Oui, je suis président d’un groupe d'études sur la francophonie. J’ai élaboré tout un programme, et notamment un volet culturel, car je constate qu’il n’y a pas de vision claire concernant la politique de coopération de la francophonie aujourd’hui. Il est important d’avoir un sentiment d'appartenance à un espace plus vaste que nous au sein de la francophonie. En France, l’un des enjeux éducatifs est d’apprendre à s’ouvrir davantage à cette diversité. 

Le français décline dans certaines zones de l’Afrique francophone. Or le cœur de la francophonie c’est l’Afrique. En 2100, selon les estimations, 85% des francophones seront africains. Il existe un réel enjeu au niveau de la jeunesse puisqu’un sentiment anti-français se développe dans certaines régions. Nous avons tout intérêt à coopérer et à montrer que nous entretenons des relations privilégiées avec les pays francophones. J’ai par exemple l’idée de mettre en place un Erasmus francophone et un visa francophone afin de faciliter les déplacements au sein des espaces.

 

Pouvez-vous nous en dire plus sur la façon dont nos compatriotes à l’étranger perçoivent la vie politique française ? 

Cela dépend des endroits. Avec le recul, je pense qu’ils ont l’impression qu’il y a des obsessions françaises, justement par rapport à la question de l’immigration. Je pense aussi qu’ils sont très inquiets, à juste titre, vis-à-vis de la montée de l’extrême-droite dans le pays. Les Français de l’étranger sont beaucoup plus tolérants étant donné qu’ils ont eux-mêmes un parcours d’immigration. À l’inverse, ils ont l’impression de voir un pays qui se replie sur lui-même, qui se rétracte, qui se raidit. Il faut retrouver des lieux de rencontre.
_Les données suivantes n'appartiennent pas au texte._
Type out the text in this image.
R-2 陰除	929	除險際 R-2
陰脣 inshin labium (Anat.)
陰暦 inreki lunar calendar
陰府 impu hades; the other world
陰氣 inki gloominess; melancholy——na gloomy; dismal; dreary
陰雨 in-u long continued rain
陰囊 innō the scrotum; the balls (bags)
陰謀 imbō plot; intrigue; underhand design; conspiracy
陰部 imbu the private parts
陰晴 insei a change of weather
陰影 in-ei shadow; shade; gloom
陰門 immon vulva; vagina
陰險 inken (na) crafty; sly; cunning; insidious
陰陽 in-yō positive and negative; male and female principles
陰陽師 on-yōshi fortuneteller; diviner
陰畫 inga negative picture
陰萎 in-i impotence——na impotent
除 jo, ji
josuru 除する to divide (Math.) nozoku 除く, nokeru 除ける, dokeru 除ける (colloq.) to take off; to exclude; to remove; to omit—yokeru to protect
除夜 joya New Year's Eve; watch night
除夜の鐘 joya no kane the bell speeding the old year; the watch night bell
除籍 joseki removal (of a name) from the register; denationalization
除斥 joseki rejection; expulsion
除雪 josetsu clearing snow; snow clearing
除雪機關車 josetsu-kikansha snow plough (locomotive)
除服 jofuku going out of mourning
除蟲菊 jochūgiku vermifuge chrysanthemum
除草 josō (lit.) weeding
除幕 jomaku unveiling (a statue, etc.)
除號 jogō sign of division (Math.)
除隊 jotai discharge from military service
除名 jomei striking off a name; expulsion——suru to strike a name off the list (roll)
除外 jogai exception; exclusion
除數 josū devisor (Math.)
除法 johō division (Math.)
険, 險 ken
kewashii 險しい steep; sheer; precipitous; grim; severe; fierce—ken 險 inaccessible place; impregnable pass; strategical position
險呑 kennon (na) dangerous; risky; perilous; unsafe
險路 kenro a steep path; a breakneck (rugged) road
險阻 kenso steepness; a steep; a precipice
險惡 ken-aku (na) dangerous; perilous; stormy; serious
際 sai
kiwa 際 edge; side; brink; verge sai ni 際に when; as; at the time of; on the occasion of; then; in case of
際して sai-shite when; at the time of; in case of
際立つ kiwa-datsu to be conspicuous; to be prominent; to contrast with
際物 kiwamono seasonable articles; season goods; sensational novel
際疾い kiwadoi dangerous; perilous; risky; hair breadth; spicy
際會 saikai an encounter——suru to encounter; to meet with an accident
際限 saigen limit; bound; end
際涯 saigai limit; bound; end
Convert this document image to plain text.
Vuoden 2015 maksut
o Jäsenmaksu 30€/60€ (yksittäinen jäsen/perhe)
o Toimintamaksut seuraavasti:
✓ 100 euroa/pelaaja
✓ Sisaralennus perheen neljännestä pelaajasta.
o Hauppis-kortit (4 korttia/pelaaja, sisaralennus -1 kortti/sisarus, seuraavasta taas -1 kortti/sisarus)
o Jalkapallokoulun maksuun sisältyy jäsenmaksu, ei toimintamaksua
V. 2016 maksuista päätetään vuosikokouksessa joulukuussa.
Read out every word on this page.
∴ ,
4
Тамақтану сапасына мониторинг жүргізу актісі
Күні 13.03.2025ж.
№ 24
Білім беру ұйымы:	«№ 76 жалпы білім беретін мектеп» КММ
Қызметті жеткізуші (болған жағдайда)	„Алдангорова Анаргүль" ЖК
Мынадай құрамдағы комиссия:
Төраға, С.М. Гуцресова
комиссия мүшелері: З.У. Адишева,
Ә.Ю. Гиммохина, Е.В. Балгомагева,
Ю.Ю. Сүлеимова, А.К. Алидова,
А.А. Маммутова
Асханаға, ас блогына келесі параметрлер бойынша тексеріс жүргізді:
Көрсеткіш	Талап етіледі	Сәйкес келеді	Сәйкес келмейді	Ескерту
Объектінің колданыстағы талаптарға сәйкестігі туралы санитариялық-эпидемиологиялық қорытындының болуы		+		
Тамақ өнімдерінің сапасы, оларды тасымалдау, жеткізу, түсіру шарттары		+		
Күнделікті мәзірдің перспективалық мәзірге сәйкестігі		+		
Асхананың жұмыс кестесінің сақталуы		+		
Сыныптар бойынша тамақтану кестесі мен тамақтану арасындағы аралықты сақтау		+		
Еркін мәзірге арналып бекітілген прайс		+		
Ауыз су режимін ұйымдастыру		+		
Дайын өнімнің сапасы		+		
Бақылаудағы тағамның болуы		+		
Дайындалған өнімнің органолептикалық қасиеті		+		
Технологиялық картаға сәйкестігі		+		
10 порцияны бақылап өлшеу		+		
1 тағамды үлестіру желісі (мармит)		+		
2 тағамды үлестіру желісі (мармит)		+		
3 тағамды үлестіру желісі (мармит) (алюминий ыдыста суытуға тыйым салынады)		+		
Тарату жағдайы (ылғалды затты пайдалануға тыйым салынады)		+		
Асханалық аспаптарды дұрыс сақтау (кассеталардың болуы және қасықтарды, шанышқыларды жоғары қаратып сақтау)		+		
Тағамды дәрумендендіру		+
Les montées de l’extrémisme se font dans des lieux où il n’y a plus de lien social, dans des villages où il y a une déperdition des services publics par exemple. Les gens ne se rencontrent plus. Il faut donc trouver des lieux, comme La Base Culture, d’échange et de rencontre. C’est fondamental. Il faut trouver des politiques qui permettent aux gens de se rencontrer et de faire société, afin que la pression baisse et que les stéréotypes tombent. 

La Base Culture prouve que l’on peut être très intégré dans sa société d’accueil et l’aimer, tout en faisant vivre et cohabiter les deux cultures qui s’enrichissent mutuellement.

Comment percevez-vous les initiatives citoyennes à l’image de La Base Culture, cette association qui promeut la francophonie à Valencia ? 

Je sais ce qu’immigrer peut représenter en termes d’enjeux d’intégration culturelle. Nous savons aussi à quel point nous pouvons être attachés à notre culture d’origine. On ne l’abandonne pas, et La Base Culture en est la preuve aujourd’hui. Bravo pour cette initiative qui permet d’avoir des acteurs de terrain, et permet aussi de voir les nouvelles tendances qui peuvent intéresser nos compatriotes en établissant un lien entre la France et Valencia. Cela prouve que l’on peut être très intégré dans sa société d’accueil et l’aimer, tout en faisant vivre et cohabiter les deux cultures qui s’enrichissent mutuellement. C’est quelque chose qui, selon moi, devrait être beaucoup plus valorisé en France. Nous avons tendance à vouloir gommer les origines ou la culture alors que les deux vont de pair et ne devraient pas se confronter. Elles participent de notre identité.

 

Si seulement nous pouvions interroger nos ressortissants hors de France sur ce qu’est l’immigration - parce qu’il n’y a pas que de l’immigration en France, il y a aussi une émigration - nous aurions peut être une vision très différente sur la place de l’émigré. Malheureusement, nous n’entendons pas souvent cette parole là en France. Je souhaite la porter.